FEDERICO BIANCHI, DEBORA NOZZA, AND DIRK HOVY RELEASED A FREELY AVAILABLE PACKAGE FOR SENTIMENT ANALYSIS AND EMOTION RECOGNITION IN ITALIAN, OVERCOMING THE LINGUISTIC AND ECONOMIC LIMITATIONS OF SIMILAR TOOLS
Troppo contenta del mio nuovo X-Corp Xd817!” (“Too satisfied of my new X-Corp Xd817!”). Happy outlier or general opinion of X-Corp's Italian customer base?
Opinion mining and brand management companies now routinely run sentiment analysis on social media to understand what aspects of a brand are perceived positively or negatively by customers. In the best-case scenario, Artificial Intelligence tools autonomously monitor social media to identify and classify conversations about a brand in seconds. In the worst case, the task still has to be painstakingly conducted by hand.

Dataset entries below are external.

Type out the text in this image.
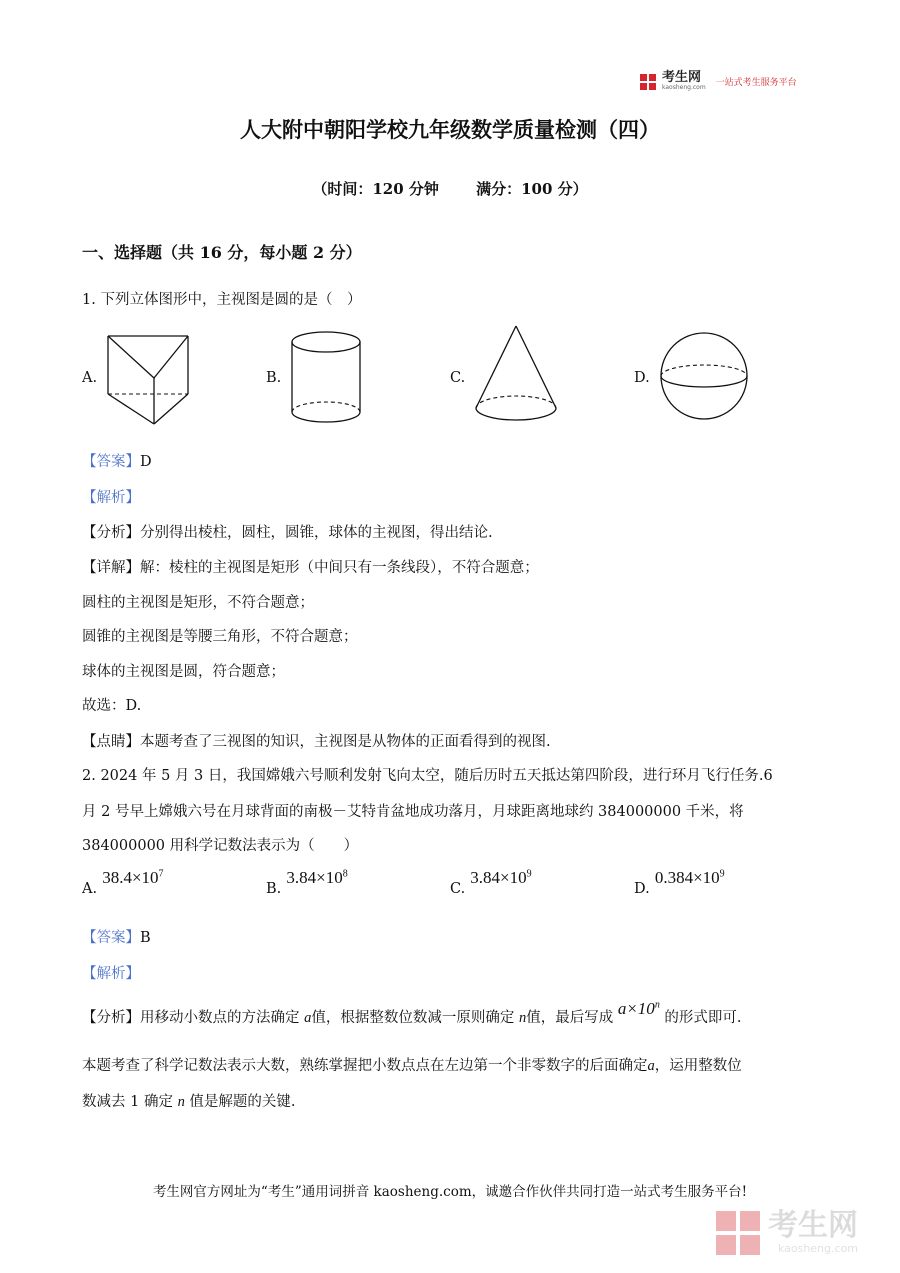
考生网
kaosheng.com 一站式考生服务平台
人大附中朝阳学校九年级数学质量检测（四）
（时间：120 分钟 满分：100 分）
一、选择题（共 16 分，每小题 2 分）
1. 下列立体图形中，主视图是圆的是（　）
A.	B.	C.	D.
【答案】D
【解析】
【分析】分别得出棱柱，圆柱，圆锥，球体的主视图，得出结论.
【详解】解：棱柱的主视图是矩形（中间只有一条线段），不符合题意；
圆柱的主视图是矩形，不符合题意；
圆锥的主视图是等腰三角形，不符合题意；
球体的主视图是圆，符合题意；
故选：D.
【点睛】本题考查了三视图的知识，主视图是从物体的正面看得到的视图.
2. 2024 年 5 月 3 日，我国嫦娥六号顺利发射飞向太空，随后历时五天抵达第四阶段，进行环月飞行任务.6
月 2 号早上嫦娥六号在月球背面的南极－艾特肯盆地成功落月，月球距离地球约 384000000 千米，将
384000000 用科学记数法表示为（　　）
A. $38.4\times 10^7$
B. $3.84\times 10^8$
C. $3.84\times 10^9$
D. $0.384\times 10^9$
【答案】B
【解析】
【分析】用移动小数点的方法确定 a值，根据整数位数减一原则确定 n值，最后写成 $a\times 10^n$ 的形式即可.
本题考查了科学记数法表示大数，熟练掌握把小数点点在左边第一个非零数字的后面确定a，运用整数位
数减去 1 确定 n 值是解题的关键.
考生网官方网址为“考生”通用词拼音 kaosheng.com，诚邀合作伙伴共同打造一站式考生服务平台!
考生网
kaosheng.com
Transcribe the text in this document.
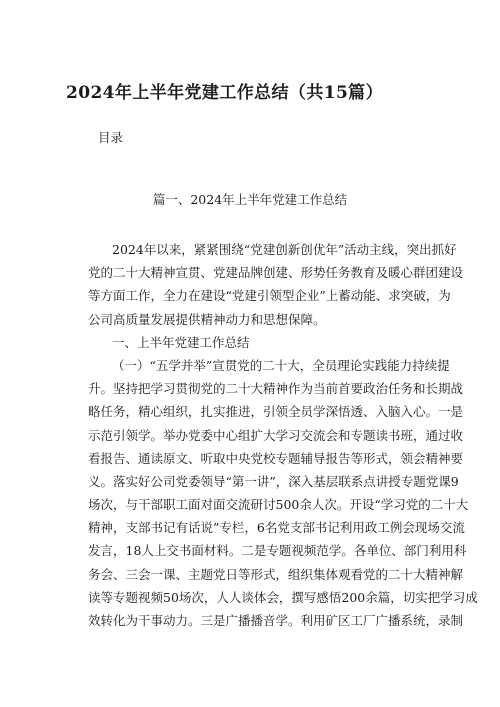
2024年上半年党建工作总结（共15篇）
目录
篇一、2024年上半年党建工作总结
2024年以来，紧紧围绕“党建创新创优年”活动主线，突出抓好
党的二十大精神宣贯、党建品牌创建、形势任务教育及暖心群团建设
等方面工作，全力在建设“党建引领型企业”上蓄动能、求突破，为
公司高质量发展提供精神动力和思想保障。
一、上半年党建工作总结
（一）“五学并举”宣贯党的二十大，全员理论实践能力持续提
升。坚持把学习贯彻党的二十大精神作为当前首要政治任务和长期战
略任务，精心组织，扎实推进，引领全员学深悟透、入脑入心。一是
示范引领学。举办党委中心组扩大学习交流会和专题读书班，通过收
看报告、通读原文、听取中央党校专题辅导报告等形式，领会精神要
义。落实好公司党委领导“第一讲”，深入基层联系点讲授专题党课9
场次，与干部职工面对面交流研讨500余人次。开设“学习党的二十大
精神，支部书记有话说”专栏，6名党支部书记利用政工例会现场交流
发言，18人上交书面材料。二是专题视频范学。各单位、部门利用科
务会、三会一课、主题党日等形式，组织集体观看党的二十大精神解
读等专题视频50场次，人人谈体会，撰写感悟200余篇，切实把学习成
效转化为干事动力。三是广播播音学。利用矿区工厂广播系统，录制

More advanced tools are able to identify not just the simple sentiment, but more nuanced emotions (anger, joy, sadness, etc.) expressed in a text. However, a severe limitation of most of these tools is that they work well in English – but other languages, including Italian, have been somehow neglected. As sentiment analysis has turned into a booming market, these tools are usually also quite expensive. Difficult times for small Italian startups wanting to monitor their online success.

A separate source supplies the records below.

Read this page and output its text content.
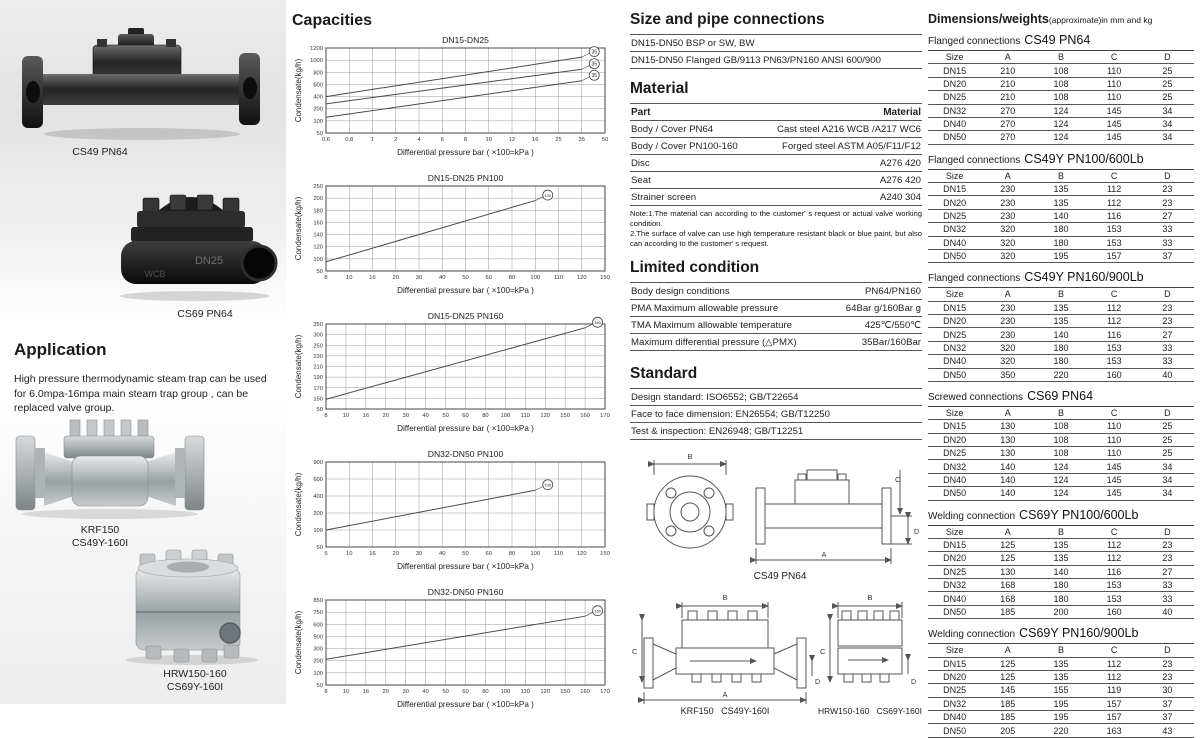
CS49 PN64
DN25
WCB
CS69 PN64
Application
High pressure thermodynamic steam trap can be used for 6.0mpa-16mpa main steam trap group , can be replaced valve group.
KRF150
CS49Y-160I
HRW150-160
CS69Y-160I
Capacities
DN15-DN25
Condensate(kg/h)
0.6	0.8	1	2	4	6	8	10	12	16	25	35	50
50
100
200
400
600
800
1000
1200
35
35
35
Differential pressure bar ( ×100=kPa )
DN15-DN25 PN100
Condensate(kg/h)
8	10	16	20	30	40	50	60	80	100 110 120 150
50
100
120
140
160
180
200
250
100
Differential pressure bar ( ×100=kPa )
DN15-DN25 PN160
Condensate(kg/h)
8	10 16 20 30 40 50 60 80 100 110 120 150 160 170
50
150
170
190
210
230
250
300
350	160
Differential pressure bar ( ×100=kPa )
DN32-DN50 PN100
Condensate(kg/h)
5	10	16	20	30	40	50	60	80	100 110 120 150
50
100
200
400
600
900
100
Differential pressure bar ( ×100=kPa )
DN32-DN50 PN160
Condensate(kg/h)
8	10 16 20 30 40 50 60 80 100 110 120 150 160 170
50
100
200
300
500
600
750
850
160
Differential pressure bar ( ×100=kPa )
Size and pipe connections
DN15-DN50 BSP or SW, BW
DN15-DN50 Flanged GB/9113 PN63/PN160 ANSI 600/900
Material
Part	Material
Body / Cover PN64	Cast steel A216 WCB /A217 WC6
Body / Cover PN100-160	Forged steel ASTM A05/F11/F12
Disc	A276 420
Seat	A276 420
Strainer screen	A240 304
Note:1.The material can according to the customer' s request or actual valve working condition.
2.The surface of valve can use high temperature resistant black or blue paint, but also can according to the customer' s request.
Limited condition
Body design conditions	PN64/PN160
PMA Maximum allowable pressure	64Bar g/160Bar g
TMA Maximum allowable temperature	425℃/550℃
Maximum differential pressure (△PMX)	35Bar/160Bar
Standard
Design standard: ISO6552; GB/T22654
Face to face dimension: EN26554; GB/T12250
Test & inspection: EN26948; GB/T12251
B
C
D
A
CS49 PN64
B
C
D
A
KRF150   CS49Y-160I
B
C
D
HRW150-160   CS69Y-160I
Dimensions/weights(approximate)in mm and kg
Flanged connections CS49 PN64
Size	A	B	C	D
DN15	210	108	110	25
DN20	210	108	110	25
DN25	210	108	110	25
DN32	270	124	145	34
DN40	270	124	145	34
DN50	270	124	145	34
Flanged connections CS49Y PN100/600Lb
Size	A	B	C	D
DN15	230	135	112	23
DN20	230	135	112	23
DN25	230	140	116	27
DN32	320	180	153	33
DN40	320	180	153	33
DN50	320	195	157	37
Flanged connections CS49Y PN160/900Lb
Size	A	B	C	D
DN15	230	135	112	23
DN20	230	135	112	23
DN25	230	140	116	27
DN32	320	180	153	33
DN40	320	180	153	33
DN50	350	220	160	40
Screwed connections CS69 PN64
Size	A	B	C	D
DN15	130	108	110	25
DN20	130	108	110	25
DN25	130	108	110	25
DN32	140	124	145	34
DN40	140	124	145	34
DN50	140	124	145	34
Welding connection CS69Y PN100/600Lb
Size	A	B	C	D
DN15	125	135	112	23
DN20	125	135	112	23
DN25	130	140	116	27
DN32	168	180	153	33
DN40	168	180	153	33
DN50	185	200	160	40
Welding connection CS69Y PN160/900Lb
Size	A	B	C	D
DN15	125	135	112	23
DN20	125	135	112	23
DN25	145	155	119	30
DN32	185	195	157	37
DN40	185	195	157	37
DN50	205	220	163	43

Federico Bianchi, Debora Nozza, and Dirk Hovy, at the Bocconi Data and Marketing Insights (DMI), a research unit of the BIDSA research center, have now released FEEL-IT, a package for sentiment analysis and emotion recognition in Italian. The data set and model are freely available on the web and are described in a scholarly, peer-reviewed paper, to be presented on Monday, 19 April at WASSA 2021, the 11th Workshop on Computational Approaches to Subjectivity, Sentiment & Social Media Analysis. The tool (an open-source Python library available here) tackles both sentiment analysis and emotion recognition.

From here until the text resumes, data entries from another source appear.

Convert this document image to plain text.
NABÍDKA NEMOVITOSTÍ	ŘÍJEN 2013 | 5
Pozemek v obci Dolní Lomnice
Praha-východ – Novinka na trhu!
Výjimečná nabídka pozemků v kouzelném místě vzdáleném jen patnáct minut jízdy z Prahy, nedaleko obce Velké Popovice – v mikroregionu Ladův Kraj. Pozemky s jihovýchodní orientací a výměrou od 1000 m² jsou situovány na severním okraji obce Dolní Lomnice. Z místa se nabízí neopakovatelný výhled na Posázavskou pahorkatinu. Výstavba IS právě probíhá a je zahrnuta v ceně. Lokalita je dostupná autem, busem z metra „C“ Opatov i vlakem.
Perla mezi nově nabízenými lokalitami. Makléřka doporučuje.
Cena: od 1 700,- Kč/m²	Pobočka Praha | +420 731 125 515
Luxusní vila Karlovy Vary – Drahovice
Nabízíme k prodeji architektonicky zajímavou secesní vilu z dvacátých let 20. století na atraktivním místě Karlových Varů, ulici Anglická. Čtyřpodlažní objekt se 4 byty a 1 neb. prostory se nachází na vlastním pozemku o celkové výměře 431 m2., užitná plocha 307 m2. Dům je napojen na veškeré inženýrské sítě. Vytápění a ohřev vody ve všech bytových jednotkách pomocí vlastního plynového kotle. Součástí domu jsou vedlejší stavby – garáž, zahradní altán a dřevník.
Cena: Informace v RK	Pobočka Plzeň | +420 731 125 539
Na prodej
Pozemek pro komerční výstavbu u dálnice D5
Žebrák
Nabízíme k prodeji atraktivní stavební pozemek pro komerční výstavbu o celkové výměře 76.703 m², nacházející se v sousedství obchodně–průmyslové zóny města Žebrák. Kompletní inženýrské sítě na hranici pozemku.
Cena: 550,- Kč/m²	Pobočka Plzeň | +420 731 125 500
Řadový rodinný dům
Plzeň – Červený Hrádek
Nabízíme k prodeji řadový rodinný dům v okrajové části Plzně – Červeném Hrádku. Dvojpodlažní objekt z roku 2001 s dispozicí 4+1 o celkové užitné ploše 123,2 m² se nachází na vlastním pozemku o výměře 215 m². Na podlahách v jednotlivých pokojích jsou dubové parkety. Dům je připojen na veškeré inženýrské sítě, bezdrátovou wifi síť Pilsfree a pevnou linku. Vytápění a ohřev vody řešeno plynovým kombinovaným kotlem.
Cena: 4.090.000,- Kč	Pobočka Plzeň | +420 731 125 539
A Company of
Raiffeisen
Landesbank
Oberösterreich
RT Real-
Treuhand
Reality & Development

The researchers manually analyzed and classified more than 2,000 tweets in Italian from a series of trending Twitter topics, which cover a multitude of themes, and trained their system on these tweets. The emotions detected in the tweets were anger, joy, fear, and sadness. The researchers then tested the quality of their system's predictions on a set of comments of music videos and advertisements posted on YouTube and Facebook.
“Our tests show that the results are remarkable,” explains Nozza, “With the high-quality data and a powerful neural model called umBERTo, they achieve an accuracy of 84%”.
The scientific community (and anyone with some coding knowledge) can now use the new dataset to build their own tools, or run the ready-to-use versatile model to detect sentiment and emotions in social media posts on a wide range of topics.
If you do not (yet) know how to code, fear not: the researchers are working on a web service that will make their work even more widely accessible.